Babies in prehistoric times, however, slept very close to their mothers' bodies. This habit of cosleeping became less popular when civilizations became modernized, especially in Western cultures. During the 18th century, mothers were warned against spoiling their infants by holding them too often or responding too quickly to their cries. The "cry-it-out" approach became the standard.
More recently, a return to cuddles and snuggles has been emphasized. Some exciting research explains why.
Your touch is essential
Interpersonal touch, or touch occurring between two individuals, has been found to be "essential to human existence," according to this article. In his book Touch: The Science of Hand, Heart, and Mind, Johns Hopkins neuroscientist David Linden explains how our sense of touch directly correlates to our emotions. Touch communicates emotions and it affects the way we interpret people around us. "Interpersonal touch not only has a special role in early human development but continues to be crucial across the span of human social life, promoting trust and cooperation and thereby deeply influencing our perception of others," writes Linden.
What does all this mean for a baby? Your sympathetic touch can alleviate the pain of an infant's immunization, for example.
Why the "crying-in-arms" approach works
As adults, we know that a good cry can be therapeutic. For a baby, those aggravating crying sessions are crucial. They release stress and allow baby to blow off steam. But when regularly left unattended, the baby's cortisol levels can rise and affect his health.

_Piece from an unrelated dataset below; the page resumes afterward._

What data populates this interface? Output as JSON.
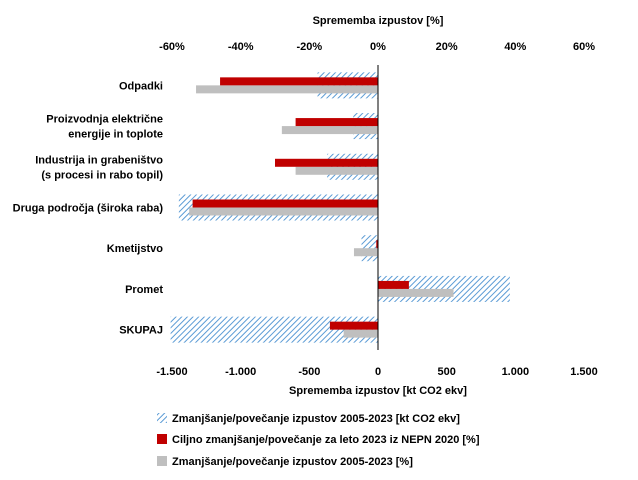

In this article, developmental psychologist Aletha Solter explains the benefits of holding your baby during those crying sessions. If your baby continues to cry after his basic needs have been met, find a relaxing position in a peaceful environment. Hold him gently, talk to him soothingly, look him in the eye, and listen to him. Remember that some crying has no remedy; the baby simply needs to cry. Don't feel guilty, helpless or anxious. If you lack the patience to hold your baby in that moment, try to find someone else to hold him, advises Solter.
When you respond to your crying infant promptly, your baby's sense of trust and security is cemented. Researchers who study "attachment parenting," or providing cuddles during crying episodes, find that babies left to cry unattended become more clingy and demanding by age 1 than babies held while crying, says Solter.
Your baby will grow into a teen with high self-esteem
Solter explains that your patient touches and snuggles with your baby will have a huge pay-off: your child will feel more emotionally connected to you. She'll trust you as a listener, and will bring her problems and emotions to you. Because she'll sense that you love her unconditionally, her self-esteem will be higher.
Your loving touches and snuggles will communicate volumes to your infant.